TileMill 0.5.0 is now available, with the biggest addition being support for using SQLite databases as geographic datasources. This gives TileMill cartographers an alternative geographic data source to shapefiles and the ability to join multiple databases from different sources together into one source. TileMill 0.5.0 has several smaller enhancements that you can see in the changelog, and Konstantin will blog about the new Mac OS X features later this week.
SQLite files are an ideal alternative to shapefiles because they consist of just one file, making them very easy to share, and just like shapefiles, SQLite databases can store geographic features along with non-geographic attributes about those features. They are easy to edit with free tools like Quantum GIS, and feature attributes can be edited with any SQLite client. Performance wise, our tests show that SQLite layer performance is about equal to that of shapefiles, and TileMill will even automatically index your SQLite database if an index is missing.
Joining multiple SQLite files
The real power of having SQLite in TileMill is the ability to join two or more SQLite databases together. This feature allows you supplement your geographic data with data from other sources and use it in your stylesheets and tooltips.
For example, say you have a database that contains polygons for each park in your city. You set up a web application that gathers ratings from citizens about each park and shows the results on a map that is updated once a week. Since the parks’ polygons don’t change very often, that database can remain static from week to week. The ratings however are quite dynamic and will be different each week. You could configure your web application to export the ratings data as an SQLite database, allowing you to join in the new data for your map each week, without bothering with the polygon data.
When joining multiple SQLite files, you will have one database that contains feature geometries and additional database can add more attributes about those features. For example, take two SQLite databases:
World Country Borders (contains the geometry)
World Country GDP figures
I imported the GDP data from the the World Bank’s open data site. To complete the join, the databases need to share a common key or ID, an din this case both have a column containing each country’s ISO3 code, which we will use to join the databases together.
I start by adding a new layer in TileMill, using the World Country Borders as primary datasource. Then I use the “Attach DB” field to import my GDP database, which I’ve copied to my project folder. I enter gdp_db@country_gdp.sqlite into this field, which will use SQLite ATTACH DATABASE to make the GDP database available for use the in the query field by the name gdp_db. Then I write my join subquery and put that into the “Table or subquery” field:
(SELECT * FROM '10m_admin_0_countries' INNER JOIN gdp_db.gdp ON gdp_db.gdp.code = iso_a3)

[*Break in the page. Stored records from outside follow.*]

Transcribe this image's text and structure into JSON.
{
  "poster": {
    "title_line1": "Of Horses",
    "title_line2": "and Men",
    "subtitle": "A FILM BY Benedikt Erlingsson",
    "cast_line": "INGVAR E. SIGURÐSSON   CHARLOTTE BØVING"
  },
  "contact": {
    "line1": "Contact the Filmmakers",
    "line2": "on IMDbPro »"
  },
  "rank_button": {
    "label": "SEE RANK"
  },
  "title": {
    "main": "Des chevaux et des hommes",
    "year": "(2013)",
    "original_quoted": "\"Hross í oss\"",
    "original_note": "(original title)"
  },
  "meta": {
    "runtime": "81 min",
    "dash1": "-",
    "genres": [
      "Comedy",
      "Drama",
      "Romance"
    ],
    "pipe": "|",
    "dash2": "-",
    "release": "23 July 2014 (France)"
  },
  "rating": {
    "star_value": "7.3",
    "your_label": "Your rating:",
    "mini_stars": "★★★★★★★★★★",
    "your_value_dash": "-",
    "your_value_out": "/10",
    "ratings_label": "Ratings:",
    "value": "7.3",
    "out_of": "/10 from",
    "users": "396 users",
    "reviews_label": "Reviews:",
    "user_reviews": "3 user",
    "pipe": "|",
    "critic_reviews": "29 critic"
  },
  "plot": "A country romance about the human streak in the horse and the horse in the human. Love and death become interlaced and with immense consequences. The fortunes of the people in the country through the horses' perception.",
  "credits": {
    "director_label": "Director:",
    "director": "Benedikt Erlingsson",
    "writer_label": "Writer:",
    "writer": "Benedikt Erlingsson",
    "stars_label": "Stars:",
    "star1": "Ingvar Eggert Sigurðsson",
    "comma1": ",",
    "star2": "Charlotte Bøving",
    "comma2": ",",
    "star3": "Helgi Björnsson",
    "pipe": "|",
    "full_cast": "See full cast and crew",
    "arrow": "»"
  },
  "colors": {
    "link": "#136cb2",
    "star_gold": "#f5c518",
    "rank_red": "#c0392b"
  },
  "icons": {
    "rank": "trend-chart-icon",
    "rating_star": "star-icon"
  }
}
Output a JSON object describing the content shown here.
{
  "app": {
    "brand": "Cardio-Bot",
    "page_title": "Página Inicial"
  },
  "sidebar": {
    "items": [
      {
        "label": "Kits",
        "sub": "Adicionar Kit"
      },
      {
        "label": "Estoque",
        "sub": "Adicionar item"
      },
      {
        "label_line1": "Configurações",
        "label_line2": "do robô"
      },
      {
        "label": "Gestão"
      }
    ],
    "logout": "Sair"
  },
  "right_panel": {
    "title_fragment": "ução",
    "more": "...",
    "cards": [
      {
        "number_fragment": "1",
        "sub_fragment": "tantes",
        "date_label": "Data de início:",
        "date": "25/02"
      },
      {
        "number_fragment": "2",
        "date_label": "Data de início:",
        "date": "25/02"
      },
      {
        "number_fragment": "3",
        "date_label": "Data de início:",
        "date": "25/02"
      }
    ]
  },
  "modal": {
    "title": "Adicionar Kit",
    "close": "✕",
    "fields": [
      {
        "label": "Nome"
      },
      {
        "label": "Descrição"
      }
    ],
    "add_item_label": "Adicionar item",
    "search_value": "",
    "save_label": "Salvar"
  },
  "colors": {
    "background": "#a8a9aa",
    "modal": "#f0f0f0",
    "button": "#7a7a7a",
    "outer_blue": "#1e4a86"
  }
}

After saving the layer, the GDP data will be available in the layer inspector and I can use those attributes for styling my map. Later if I find updated GDP numbers I can update my map by replacing the GDP database and leave the world borders database untouched.
I’ve turned this example into a sample project, which you can download and use for practice.
You can download the latest release of TileMill at tilemill.com. For documentation and support, check out support.mapbox.com, and stay tuned for more on the Mac OS X feature additions on our blog later this week.
UPDATE: I adjusted the example project to make it more clear how the file paths work.